In studying the methods used to deal with arbitrary coordinates, it is helpful to introduce the idea of geometric objects, entities that are independent of coordinates. The theory of geometric objects is in the literature, on of my texts, MTW, provides a few references, though MTW does not discuss the subject in great depth.
To give a very crude example of a geometric approach, consider that with the geometric approach, a straight line is straight regardless of whether one uses Cartesian coordinates or polar coordinates. One example of a coordinate independent way of describing the notion of a straight line is that it's the shortest distance between two points (*). This doesn't even introduce the idea of coordinates, so it doesn't depend on them. And, one can use this definition, and the calculus of variations, to find the equations that represent a straight line in Cartesian coordinates, or in polar coordinates, or in any coordinates one likes. All one needs to use this definition is a metric, a way of defining the distance between nearby points, and the calculus of variations.
This definition also allows us to leverage the idea of "straight lines" to the sphere, where they become great circles, the curve of shortest length connecting two points that lies entirely in the sphere. However, we'd probably use some other term such as geodesic rather than straight line at this point.

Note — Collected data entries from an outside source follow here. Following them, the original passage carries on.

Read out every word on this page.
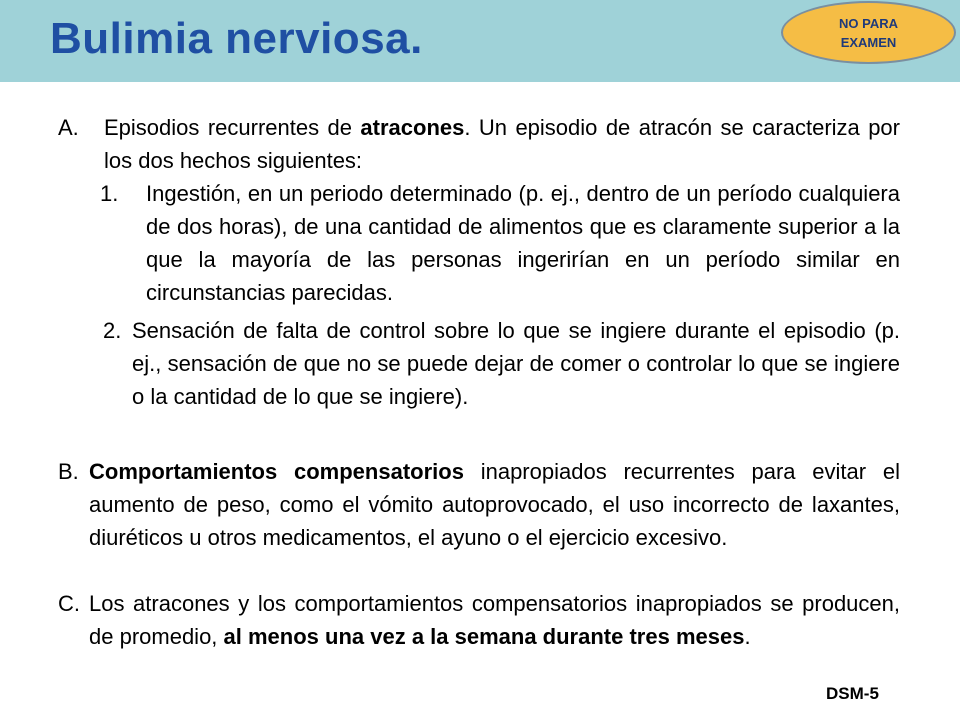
Bulimia nerviosa.	NO PARA
EXAMEN

A. Episodios recurrentes de atracones. Un episodio de atracón se caracteriza por los dos hechos siguientes:

1. Ingestión, en un periodo determinado (p. ej., dentro de un período cualquiera de dos horas), de una cantidad de alimentos que es claramente superior a la que la mayoría de las personas ingerirían en un período similar en circunstancias parecidas.

2. Sensación de falta de control sobre lo que se ingiere durante el episodio (p. ej., sensación de que no se puede dejar de comer o controlar lo que se ingiere o la cantidad de lo que se ingiere).

B. Comportamientos compensatorios inapropiados recurrentes para evitar el aumento de peso, como el vómito autoprovocado, el uso incorrecto de laxantes, diuréticos u otros medicamentos, el ayuno o el ejercicio excesivo.

C. Los atracones y los comportamientos compensatorios inapropiados se producen, de promedio, al menos una vez a la semana durante tres meses.

DSM-5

Lagrangian methods in physics also lend themselves to a coordinate-free approach to physics, and illustrate the existence and power of coordinate-independent methods that handle arbitrary coordinates.

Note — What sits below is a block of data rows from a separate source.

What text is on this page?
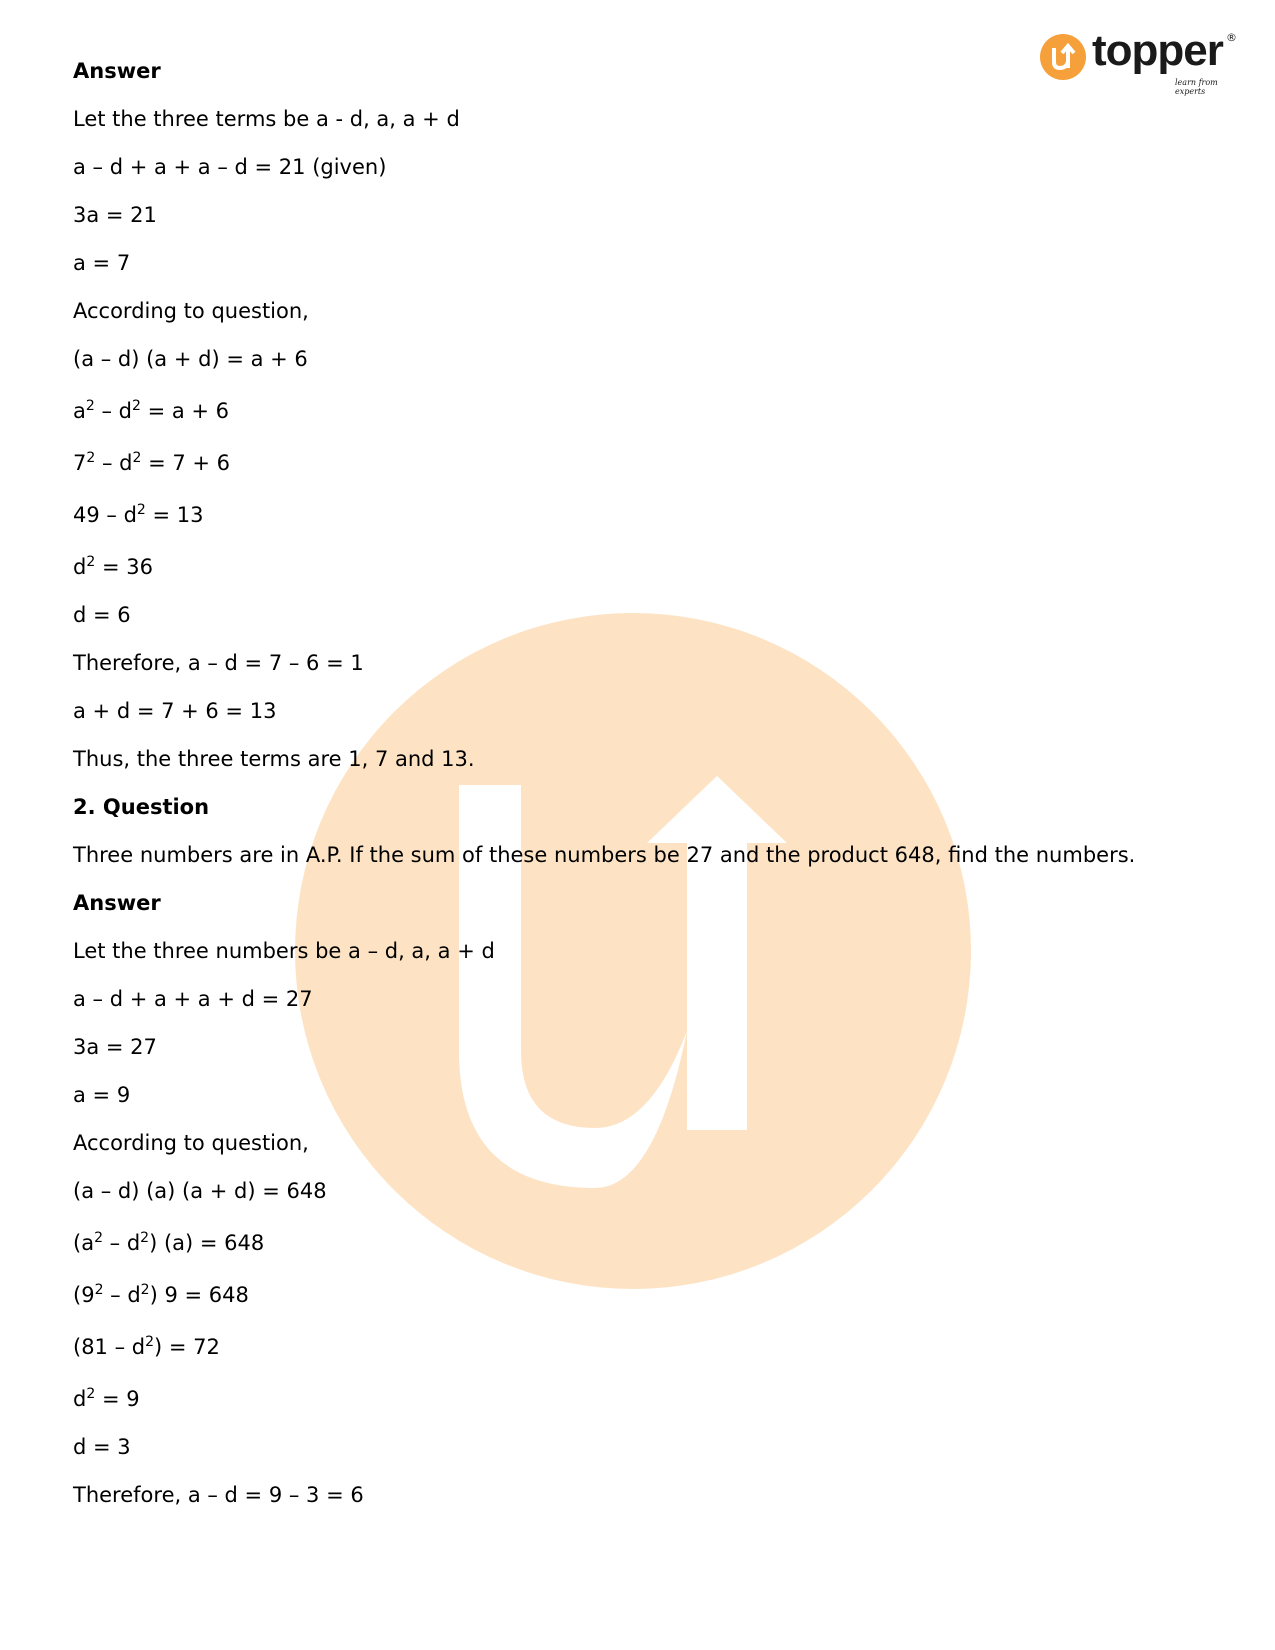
topper ®
learn from experts

Answer

Let the three terms be a - d, a, a + d

a – d + a + a – d = 21 (given)

3a = 21

a = 7

According to question,

(a – d) (a + d) = a + 6

$a^2 - d^2 = a + 6$

$7^2 - d^2 = 7 + 6$

$49 - d^2 = 13$

$d^2 = 36$

d = 6

Therefore, a – d = 7 – 6 = 1

a + d = 7 + 6 = 13

Thus, the three terms are 1, 7 and 13.

2. Question

Three numbers are in A.P. If the sum of these numbers be 27 and the product 648, find the numbers.

Answer

Let the three numbers be a – d, a, a + d

a – d + a + a + d = 27

3a = 27

a = 9

According to question,

(a – d) (a) (a + d) = 648

$(a^2 - d^2) (a) = 648$

$(9^2 - d^2) 9 = 648$

$(81 - d^2) = 72$

$d^2 = 9$

d = 3

Therefore, a – d = 9 – 3 = 6
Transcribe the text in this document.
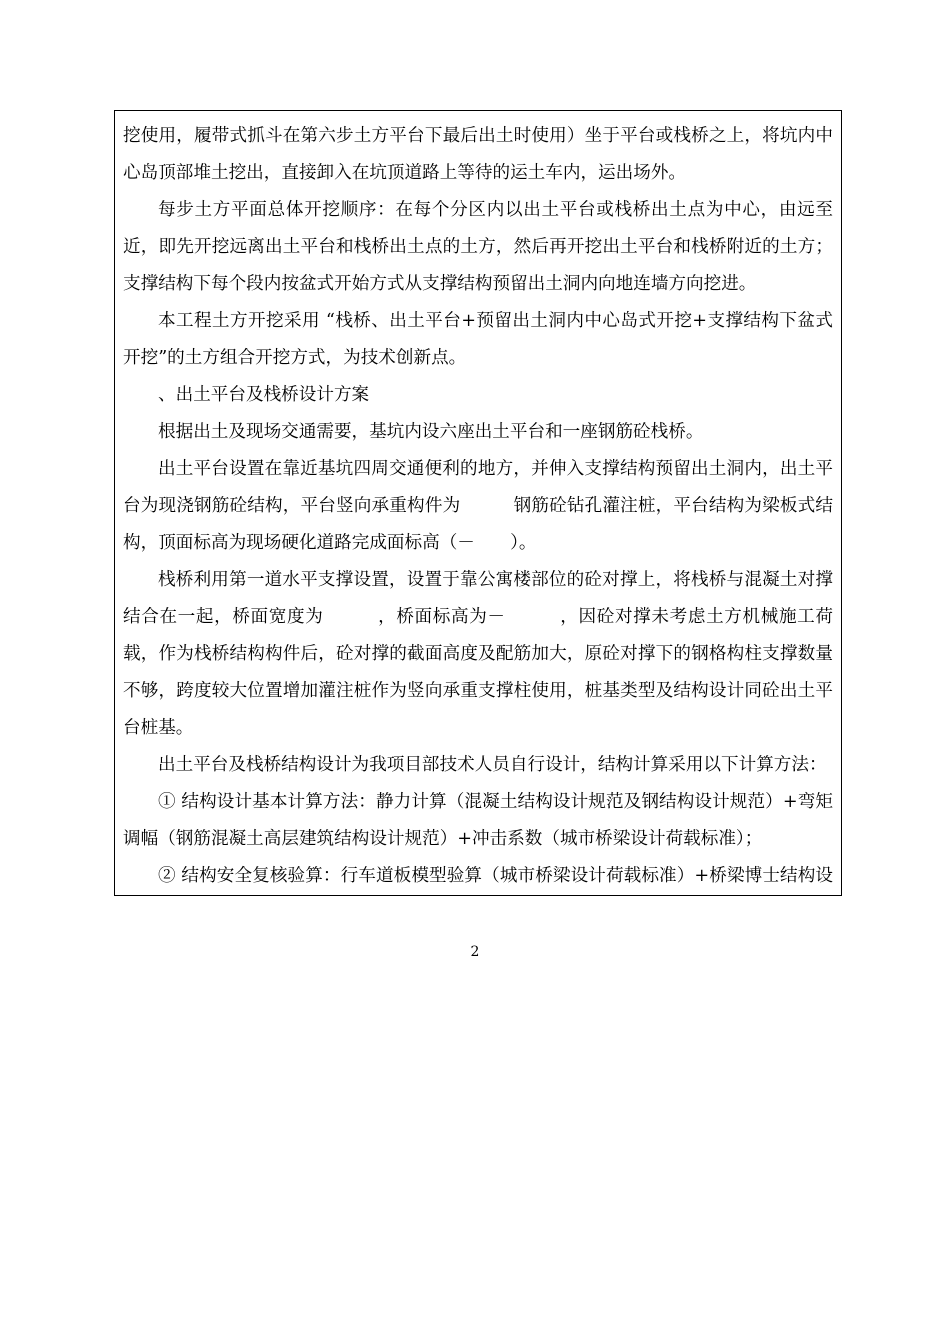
挖使用，履带式抓斗在第六步土方平台下最后出土时使用）坐于平台或栈桥之上，将坑内中心岛顶部堆土挖出，直接卸入在坑顶道路上等待的运土车内，运出场外。

每步土方平面总体开挖顺序：在每个分区内以出土平台或栈桥出土点为中心，由远至近，即先开挖远离出土平台和栈桥出土点的土方，然后再开挖出土平台和栈桥附近的土方；支撑结构下每个段内按盆式开始方式从支撑结构预留出土洞内向地连墙方向挖进。

本工程土方开挖采用 “栈桥、出土平台+预留出土洞内中心岛式开挖+支撑结构下盆式开挖”的土方组合开挖方式，为技术创新点。

、出土平台及栈桥设计方案

根据出土及现场交通需要，基坑内设六座出土平台和一座钢筋砼栈桥。

出土平台设置在靠近基坑四周交通便利的地方，并伸入支撑结构预留出土洞内，出土平台为现浇钢筋砼结构，平台竖向承重构件为　　　钢筋砼钻孔灌注桩，平台结构为梁板式结构，顶面标高为现场硬化道路完成面标高（－　　）。

栈桥利用第一道水平支撑设置，设置于靠公寓楼部位的砼对撑上，将栈桥与混凝土对撑结合在一起，桥面宽度为　　　，桥面标高为－　　　，因砼对撑未考虑土方机械施工荷载，作为栈桥结构构件后，砼对撑的截面高度及配筋加大，原砼对撑下的钢格构柱支撑数量不够，跨度较大位置增加灌注桩作为竖向承重支撑柱使用，桩基类型及结构设计同砼出土平台桩基。

出土平台及栈桥结构设计为我项目部技术人员自行设计，结构计算采用以下计算方法：

① 结构设计基本计算方法：静力计算（混凝土结构设计规范及钢结构设计规范）+弯矩调幅（钢筋混凝土高层建筑结构设计规范）+冲击系数（城市桥梁设计荷载标准）；

② 结构安全复核验算：行车道板模型验算（城市桥梁设计荷载标准）+桥梁博士结构设

2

(*) Note that this definition of a straight line isn't the only possible one. At the elementary level, a geometric treatment of straight lines is given by Euclid's axiomatic formulation. This axiomatic approach shares the idea of a geometric - and it also illustrates why doing geometry doesn't require the adoption of coordinates at all. At a more advanced level, the idea of a straight line as the shortest distance between two points may be abandoned in favor of a notion based on a "connection". There are some definite advantages to using connections, which one will undoubtedly run into in the study of GR. One important reason for using connections relates to the important mathematical requirements of existence and uniqueness. Antipodal points (for example on the sphere) are a simple illustrate that this "shortest distance" definition has issues with uniqueness, issues which turn out to be more difficult to sidestep than one might hope for. However, in spite of its limits, the "shortrest distance" approach is a personal favorite of mine, and for better or worse has molded much of my own thinking.